JG: I guess the reason I'm asking, I mean, there was kind of a, a motive behind that question and it's really this, is that you've been very public in your, I guess, opposition to Prop 8 and you've been a, kind of a face for Asian Christianity, Asian pastors on the issue of same sex marriage and I'm just wondering if there's been any kind of, I don't know, would you call it backlash or something along those lines from within the community about your stance on same sex marriage?

MN: No. Surprisingly -- well, maybe not surprisingly, but there hasn't been any backlash. In fact, I've actually had people contact me to say they support me on, on my position. And even from people within the Asian American community who know where I stand and who are on the other side of the fence, they, they've told me, "I disagree with you, Mark, but I respect it." And so there's been this... what's the cliche? You know, this attitude, we agree to disagree on that issue, but no, there really hasn't been no backlash at all. And to be quite frank with you, Jim, I don't consider myself a crusader or anyone who's out in front on this issue. I mean, there are so many other people within the Asian American community who have risked much more than me in terms of comin' out on this issue. Just so happened that for whatever reasons I was one person who the leaders of the, the anti Prop 8 movement within the Asian American community chose with my permission to portray along those lines, and I think also what's at work here is, at least with respect to the issue of, of gender equality, homosexuality, gay and lesbian issues, Prop 8 here in California, I have a suspicion that most Japanese Americans, at the very least, sympathize with gays and lesbians. They may not agree, they may not know where they stand on the issue of the gay and lesbian lifestyle, and I think a lot of Japanese Americans are like a lot of people in general who are confused, whether it's that the gay lifestyle is a choice or just a given. I happen to think it's a given and it's not a choice, but regardless of what I think, I believe that a lot of Japanese Americans at the very least are sympathetic to the plight of gays and lesbians and the pressures and the hardships they face just living here in America.
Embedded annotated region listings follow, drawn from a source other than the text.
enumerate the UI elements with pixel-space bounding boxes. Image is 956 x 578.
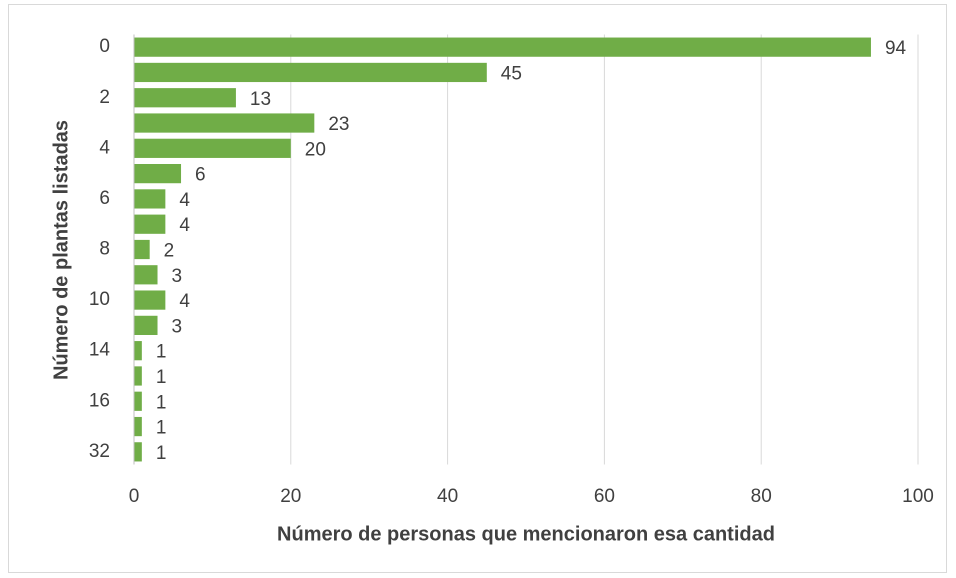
data-label: 3 xyxy=(172,316,183,337)
data-label: 1 xyxy=(156,342,167,363)
x-tick-label: 20 xyxy=(280,486,301,507)
y-axis-title: Número de plantas listadas xyxy=(50,120,72,380)
x-tick-label: 40 xyxy=(437,486,458,507)
data-label: 20 xyxy=(305,139,326,160)
y-tick-label: 6 xyxy=(99,188,110,209)
bar xyxy=(134,391,142,411)
y-tick-label: 0 xyxy=(99,36,110,57)
bar xyxy=(134,189,166,209)
bar xyxy=(134,37,871,57)
data-label: 1 xyxy=(156,367,167,388)
data-label: 94 xyxy=(885,38,907,59)
data-label: 2 xyxy=(164,241,175,262)
y-tick-label: 2 xyxy=(99,87,110,108)
y-tick-label: 14 xyxy=(89,340,111,361)
data-label: 23 xyxy=(328,114,349,135)
y-tick-label: 32 xyxy=(89,441,110,462)
bar xyxy=(134,290,166,310)
bar xyxy=(134,113,315,133)
x-tick-label: 80 xyxy=(751,486,772,507)
data-label: 1 xyxy=(156,443,167,464)
x-tick-label: 100 xyxy=(902,486,934,507)
data-label: 4 xyxy=(179,291,190,312)
y-tick-label: 8 xyxy=(99,239,110,260)
bar xyxy=(134,138,291,158)
bar xyxy=(134,442,142,462)
bar xyxy=(134,416,142,437)
bar xyxy=(134,315,158,335)
y-tick-label: 4 xyxy=(99,137,110,158)
data-label: 6 xyxy=(195,165,206,186)
bar xyxy=(134,366,142,386)
data-label: 3 xyxy=(172,266,183,287)
bar xyxy=(134,239,150,260)
data-label: 13 xyxy=(250,89,271,110)
data-label: 1 xyxy=(156,392,167,413)
bar xyxy=(134,214,166,234)
bar xyxy=(134,265,158,285)
chart-frame xyxy=(8,4,947,573)
bar xyxy=(134,164,182,184)
bar xyxy=(134,88,236,108)
x-axis-title: Número de personas que mencionaron esa c… xyxy=(277,523,775,545)
data-label: 1 xyxy=(156,418,167,439)
bar xyxy=(134,62,487,83)
x-tick-label: 60 xyxy=(594,486,615,507)
x-tick-label: 0 xyxy=(129,486,140,507)
bar xyxy=(134,341,142,361)
data-label: 4 xyxy=(179,215,190,236)
y-tick-label: 16 xyxy=(89,390,110,411)
y-tick-label: 10 xyxy=(89,289,110,310)
data-label: 45 xyxy=(501,63,522,84)
data-label: 4 xyxy=(179,190,190,211)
But what moves them to that point or that degree of sympathy, and not just sympathy but perhaps support for them, is our history and what we have been through, and yes, I'm talking about the internment, but even before the internment, a lot of instances of oppression and, and discrimination and segregation that Isseis and Niseis went through on their own. And it is that experience, or those experiences which, if nothing else, force us to at least be sympathetic with gays and lesbians and other people who are forced to struggle due to simply who they are, not for anything they have done.

You know, I always say when I'm in a group, particularly when I'm in a group of Niseis or Sanseis, on several occasions I've asked the question, "How many of you were in an internment camp or how many of you have grandparents or parents who were in an internment camp?" And inevitably every hand in the room will go up, and then I'll ask the question, "So what did any of you or your grandparents or parents, what did any of you do, or what is, what is it that they did to deserve being thrown into those internment camps?" And everyone will say they did nothing. Okay, which is the point that I always make. Well, in other words, your parents and your grandparents didn't deserve what they got, and the reality is very few people in life deserve what they get, very few people in life get what they deserve, and so why should we force very oppressive conditions on other groups of people when they have none, when they have done nothing to deserve the treatment that they get? And it's funny because whenever I do that little exercise with folks it really gets people to stop and question their own ways of thinking about how the world works or how it should work.

JG: Interesting. Interesting. Thank you for that. That was very enlightening.